News on 6 reporter Rick Wells spent some time at a facility where he met, among other things, three bobcats and a raccoon named Daisy. Valari Bodkin is a licensed animal rehabilitator. She operates Wildlife Emergency Care and Rescue.
That includes bobcats. "They are not pets, they are not hand able, we don't mess with them." The tags around their necks would identify them in case they got out. They were orphaned, and she's had them since they were a couple of weeks old. They'll be released back into the wild sometime this summer.
And it's snack time. "You can come in with me if you want, they may try to jump on you." The bobcats get three mice a day and about half a can of special food for big cats.
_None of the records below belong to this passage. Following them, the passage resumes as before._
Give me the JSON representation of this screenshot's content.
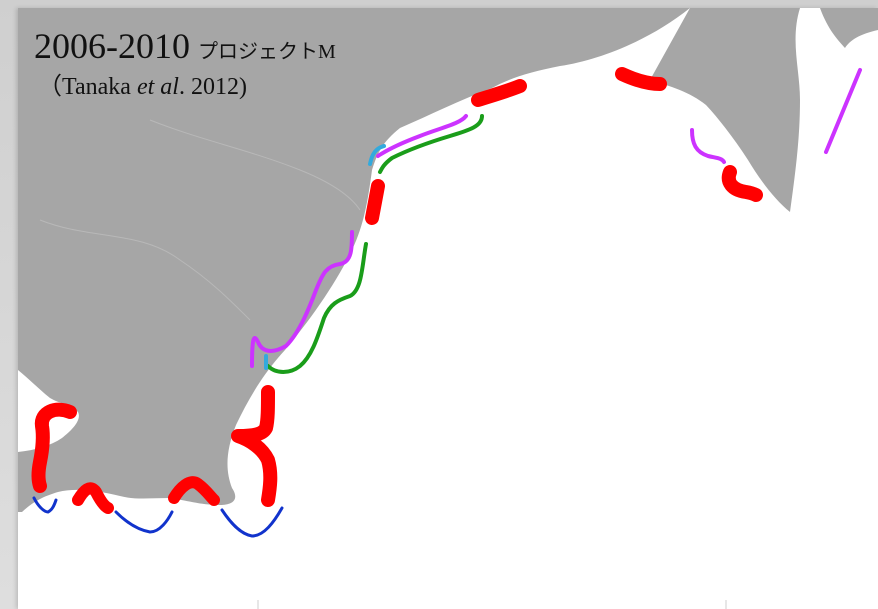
{
  "title": {
    "years": "2006-2010",
    "project": "プロジェクトM",
    "citation_open": "（Tanaka ",
    "citation_italic": "et al",
    "citation_close": ". 2012)"
  },
  "colors": {
    "land": "#a6a6a6",
    "sea": "#ffffff",
    "red_segment": "#ff0000",
    "purple_segment": "#cc33ff",
    "green_segment": "#1a9d1a",
    "blue_segment": "#1133cc",
    "cyan_segment": "#33aadd"
  }
}
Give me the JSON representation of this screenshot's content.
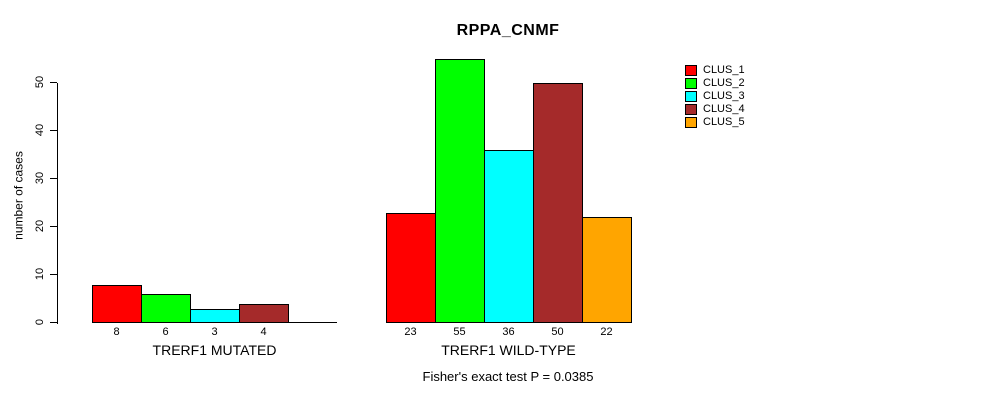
{
  "chart_data": {
    "type": "bar",
    "title": "RPPA_CNMF",
    "ylabel": "number of cases",
    "xlabel": "",
    "ylim": [
      0,
      55
    ],
    "yticks": [
      0,
      10,
      20,
      30,
      40,
      50
    ],
    "grid": false,
    "legend_position": "right",
    "legend": [
      {
        "label": "CLUS_1",
        "color": "#ff0000"
      },
      {
        "label": "CLUS_2",
        "color": "#00ff00"
      },
      {
        "label": "CLUS_3",
        "color": "#00ffff"
      },
      {
        "label": "CLUS_4",
        "color": "#a52a2a"
      },
      {
        "label": "CLUS_5",
        "color": "#ffa500"
      }
    ],
    "groups": [
      {
        "label": "TRERF1 MUTATED",
        "values": [
          8,
          6,
          3,
          4,
          0
        ],
        "bar_labels": [
          "8",
          "6",
          "3",
          "4",
          ""
        ]
      },
      {
        "label": "TRERF1 WILD-TYPE",
        "values": [
          23,
          55,
          36,
          50,
          22
        ],
        "bar_labels": [
          "23",
          "55",
          "36",
          "50",
          "22"
        ]
      }
    ],
    "annotation": "Fisher's exact test P = 0.0385"
  }
}
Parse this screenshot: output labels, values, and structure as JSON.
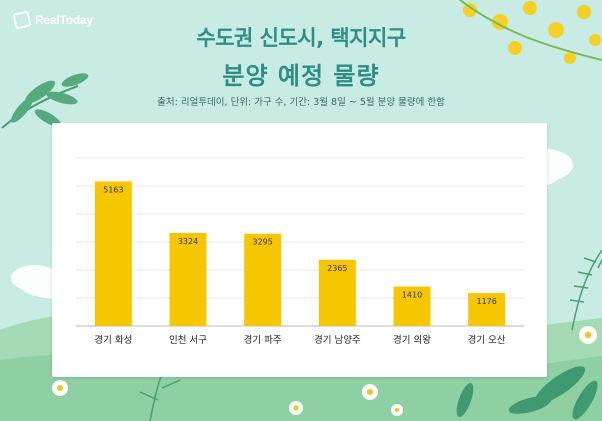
{
  "brand": {
    "name": "RealToday"
  },
  "header": {
    "title_line1": "수도권 신도시, 택지지구",
    "title_line2": "분양 예정 물량",
    "subtitle": "출처: 리얼투데이, 단위: 가구 수, 기간: 3월 8일 ~ 5월 분양 물량에 한함"
  },
  "colors": {
    "bar": "#f6c600",
    "title": "#2f8d88",
    "background": "#c8ece4"
  },
  "chart_data": {
    "type": "bar",
    "title": "수도권 신도시, 택지지구 분양 예정 물량",
    "categories": [
      "경기 화성",
      "인천 서구",
      "경기 파주",
      "경기 남양주",
      "경기 의왕",
      "경기 오산"
    ],
    "values": [
      5163,
      3324,
      3295,
      2365,
      1410,
      1176
    ],
    "xlabel": "",
    "ylabel": "",
    "ylim": [
      0,
      6000
    ],
    "grid": true,
    "legend": "none"
  }
}
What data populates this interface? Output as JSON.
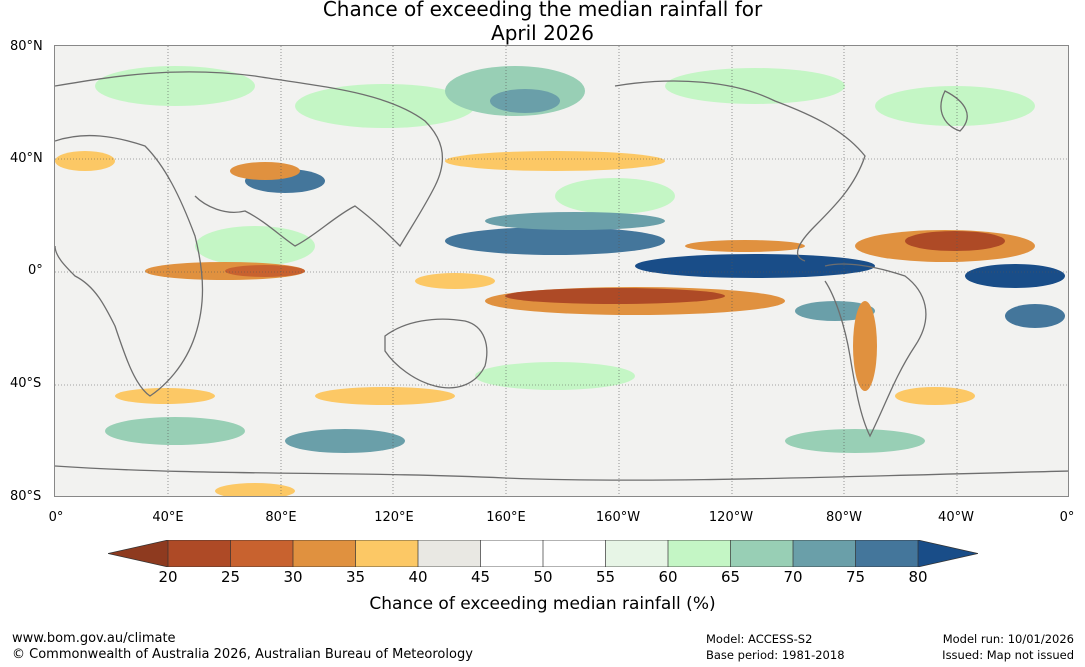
{
  "title": {
    "line1": "Chance of exceeding the median rainfall for",
    "line2": "April 2026"
  },
  "axes": {
    "lat_labels": [
      "80°N",
      "40°N",
      "0°",
      "40°S",
      "80°S"
    ],
    "lon_labels": [
      "0°",
      "40°E",
      "80°E",
      "120°E",
      "160°E",
      "160°W",
      "120°W",
      "80°W",
      "40°W",
      "0°"
    ]
  },
  "colorbar": {
    "ticks": [
      "20",
      "25",
      "30",
      "35",
      "40",
      "45",
      "50",
      "55",
      "60",
      "65",
      "70",
      "75",
      "80"
    ],
    "label": "Chance of exceeding median rainfall (%)",
    "colors": {
      "below_20": "#8e3a1f",
      "20_25": "#ae4a26",
      "25_30": "#c8622f",
      "30_35": "#e0913f",
      "35_40": "#fcc865",
      "40_45": "#e9e8e3",
      "45_50": "#ffffff",
      "50_55": "#ffffff",
      "55_60": "#e7f5e6",
      "60_65": "#c4f6c5",
      "65_70": "#98cfb5",
      "70_75": "#6a9fa9",
      "75_80": "#44769b",
      "above_80": "#194d88"
    }
  },
  "footer": {
    "website": "www.bom.gov.au/climate",
    "copyright": "© Commonwealth of Australia 2026, Australian Bureau of Meteorology",
    "model": "Model: ACCESS-S2",
    "base_period": "Base period: 1981-2018",
    "model_run": "Model run: 10/01/2026",
    "issued": "Issued: Map not issued"
  }
}
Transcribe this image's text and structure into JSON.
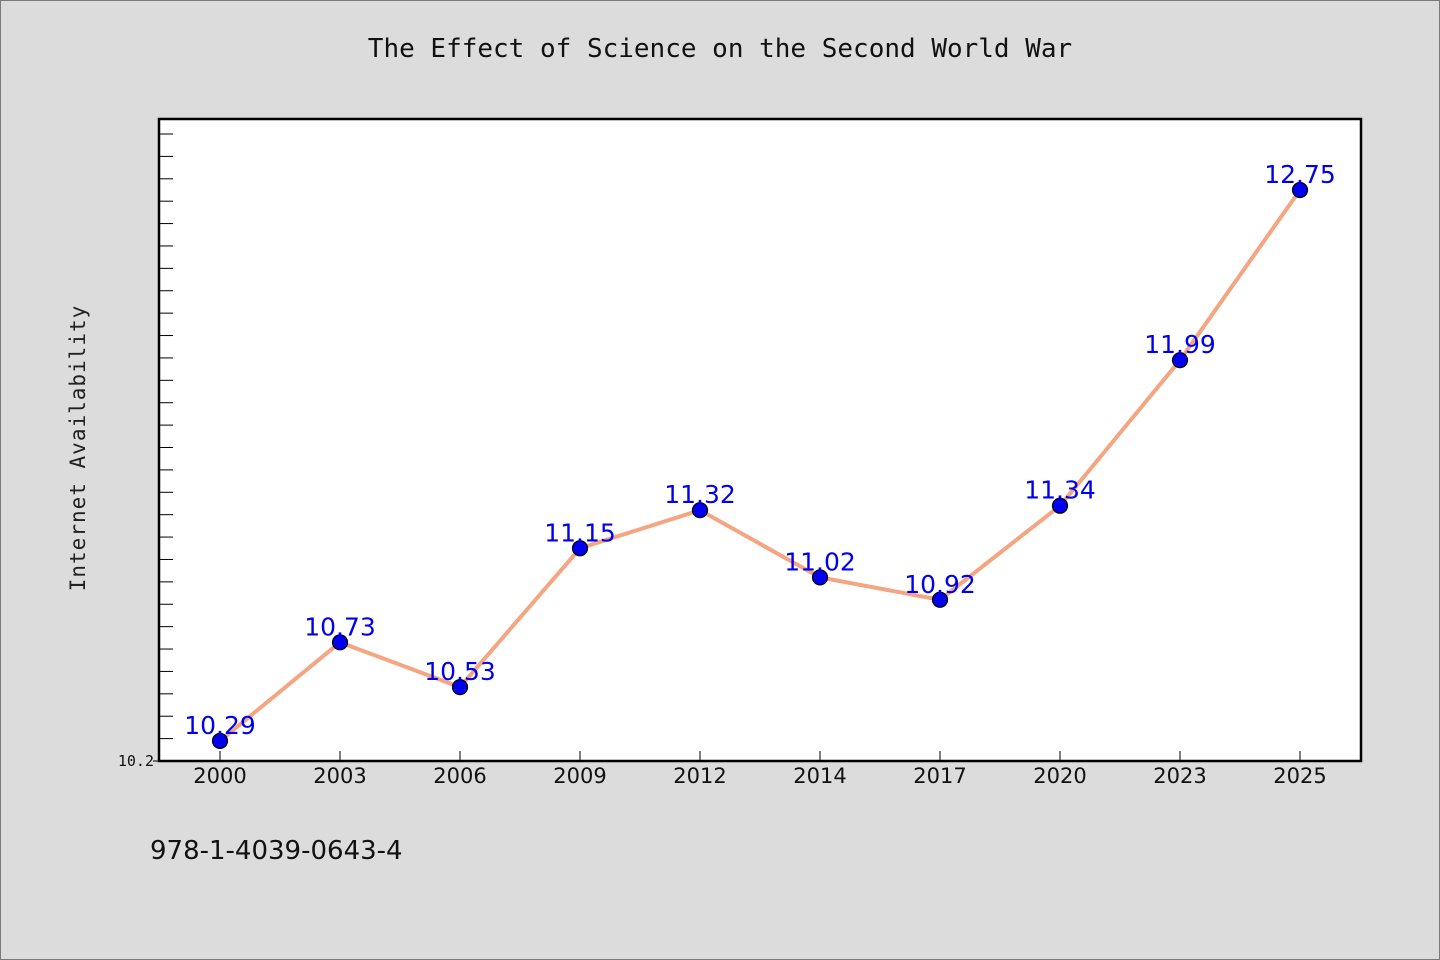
{
  "chart_data": {
    "type": "line",
    "title": "The Effect of Science on the Second World War",
    "xlabel": "",
    "ylabel": "Internet Availability",
    "categories": [
      "2000",
      "2003",
      "2006",
      "2009",
      "2012",
      "2014",
      "2017",
      "2020",
      "2023",
      "2025"
    ],
    "series": [
      {
        "values": [
          10.29,
          10.73,
          10.53,
          11.15,
          11.32,
          11.02,
          10.92,
          11.34,
          11.99,
          12.75
        ],
        "line_color": "#f4a582",
        "marker_color": "#0000ee",
        "label_color": "#0000ee"
      }
    ],
    "ylim": [
      10.2,
      13.0
    ],
    "y_tick_labels": [
      "10.2"
    ],
    "y_minor_tick_step": 0.1,
    "grid": false,
    "legend": "none",
    "data_labels": true
  },
  "annotation": {
    "isbn": "978-1-4039-0643-4"
  },
  "colors": {
    "background": "#dcdcdc",
    "plot_background": "#ffffff"
  }
}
One of the three is named Hoover, and like most cats, he likes to play with his food.
Inside the house there is a big iguana names Izzy, chinchillas, snakes and other animals she uses for education outreach. But the real job is rehab. Take Daisy for example. She was found out near Sperry, sick, dehydrated and unable to see. But she's getting better. "She's doing very very well. When she first came in she couldn't walk for the first few days she couldn't stand up. She's now just beginning to walk around."
She's hoping Daisy will re-gain her sight, but for now, she just reaches around with her front paws, to get an idea of who or what is nearby. "She wants to know there's something that's not going to hurt her."